As for the code size problem, I realize now where this is coming from. I had erroneously assumed that when I saw no differences in performance for removing the "pure" attribute trick that the optimizer had managed to handle the cases regardless. However, it seems it doesn't do that, because it has to handle the case where the error handling functions can return and it has to assume that they may change arbitrary memory.

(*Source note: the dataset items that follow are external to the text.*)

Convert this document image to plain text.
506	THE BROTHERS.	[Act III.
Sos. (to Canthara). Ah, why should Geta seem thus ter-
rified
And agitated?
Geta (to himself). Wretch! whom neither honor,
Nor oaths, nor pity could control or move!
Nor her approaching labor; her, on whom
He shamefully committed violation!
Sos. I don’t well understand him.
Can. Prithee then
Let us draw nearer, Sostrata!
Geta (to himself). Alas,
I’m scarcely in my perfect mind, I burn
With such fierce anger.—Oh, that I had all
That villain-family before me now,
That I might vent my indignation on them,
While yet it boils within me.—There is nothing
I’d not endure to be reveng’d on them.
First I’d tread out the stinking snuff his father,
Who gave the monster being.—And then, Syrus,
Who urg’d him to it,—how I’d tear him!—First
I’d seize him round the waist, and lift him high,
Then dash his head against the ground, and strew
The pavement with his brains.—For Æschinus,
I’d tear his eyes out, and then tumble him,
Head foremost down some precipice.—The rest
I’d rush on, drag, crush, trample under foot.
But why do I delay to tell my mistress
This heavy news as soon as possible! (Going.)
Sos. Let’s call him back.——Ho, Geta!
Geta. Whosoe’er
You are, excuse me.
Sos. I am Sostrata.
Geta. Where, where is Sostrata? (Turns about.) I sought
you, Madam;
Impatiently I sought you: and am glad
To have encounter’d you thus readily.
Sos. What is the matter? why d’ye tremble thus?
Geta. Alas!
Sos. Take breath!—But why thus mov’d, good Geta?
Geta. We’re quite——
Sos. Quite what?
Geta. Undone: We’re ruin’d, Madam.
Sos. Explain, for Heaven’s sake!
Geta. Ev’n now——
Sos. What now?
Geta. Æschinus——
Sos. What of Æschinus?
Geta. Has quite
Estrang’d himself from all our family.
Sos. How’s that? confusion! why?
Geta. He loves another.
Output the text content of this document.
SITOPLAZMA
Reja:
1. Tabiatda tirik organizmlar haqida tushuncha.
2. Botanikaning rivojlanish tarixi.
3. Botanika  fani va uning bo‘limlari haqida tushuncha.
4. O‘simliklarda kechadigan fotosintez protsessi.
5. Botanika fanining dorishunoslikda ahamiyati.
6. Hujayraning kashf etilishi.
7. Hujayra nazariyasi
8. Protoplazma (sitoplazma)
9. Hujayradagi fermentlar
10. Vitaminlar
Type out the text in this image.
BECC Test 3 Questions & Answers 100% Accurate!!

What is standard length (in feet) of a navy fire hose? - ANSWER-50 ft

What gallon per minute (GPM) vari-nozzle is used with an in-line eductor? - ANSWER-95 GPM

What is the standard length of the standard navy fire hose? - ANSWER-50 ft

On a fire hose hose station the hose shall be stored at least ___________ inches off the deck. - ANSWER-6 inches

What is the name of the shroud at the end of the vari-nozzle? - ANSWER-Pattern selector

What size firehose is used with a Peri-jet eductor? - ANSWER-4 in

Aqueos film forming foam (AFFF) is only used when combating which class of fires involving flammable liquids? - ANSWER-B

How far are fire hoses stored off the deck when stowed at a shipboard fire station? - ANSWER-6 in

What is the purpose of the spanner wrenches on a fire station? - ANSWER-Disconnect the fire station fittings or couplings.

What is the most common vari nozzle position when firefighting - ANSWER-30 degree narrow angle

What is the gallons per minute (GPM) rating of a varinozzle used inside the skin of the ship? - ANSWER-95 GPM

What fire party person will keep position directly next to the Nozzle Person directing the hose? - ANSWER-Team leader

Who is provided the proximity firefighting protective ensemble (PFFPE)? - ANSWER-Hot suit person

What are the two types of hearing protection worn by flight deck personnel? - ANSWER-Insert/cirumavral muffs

I propose a cleaner solution than using that hack again, however. I'll split the HandleReadGuardError() and HandleWriteGuardError() in two functions, one of which is actually pure (and marked as such) and contains the extra checks, while the actual error handler is properly marked with the noreturn attribute. This allows the optimizer to treat the checks as common subexpressions or to hoist them out of loops. Importantly, they use the function attributes accurately.

[fingolfin]

Doesn't RetypeBag need this as well?

Also, shouldn't it be inside an #ifdef HPCGAP?

[rbehrends]

Sorry, this push went through prematurely. I've been experimenting with various checks on the header functions. ResizeBag() seems to not cause any problems; but other functions — such as SIZE_BAG() — do when you add guards to them. This seems to be mostly related to some internal kernel objects, for reasons that I don't fully understand yet.

If I add checks to BAG_HEADER() directly, this seems to cause an overhead on the order of 10%, possibly a bit less (with clang).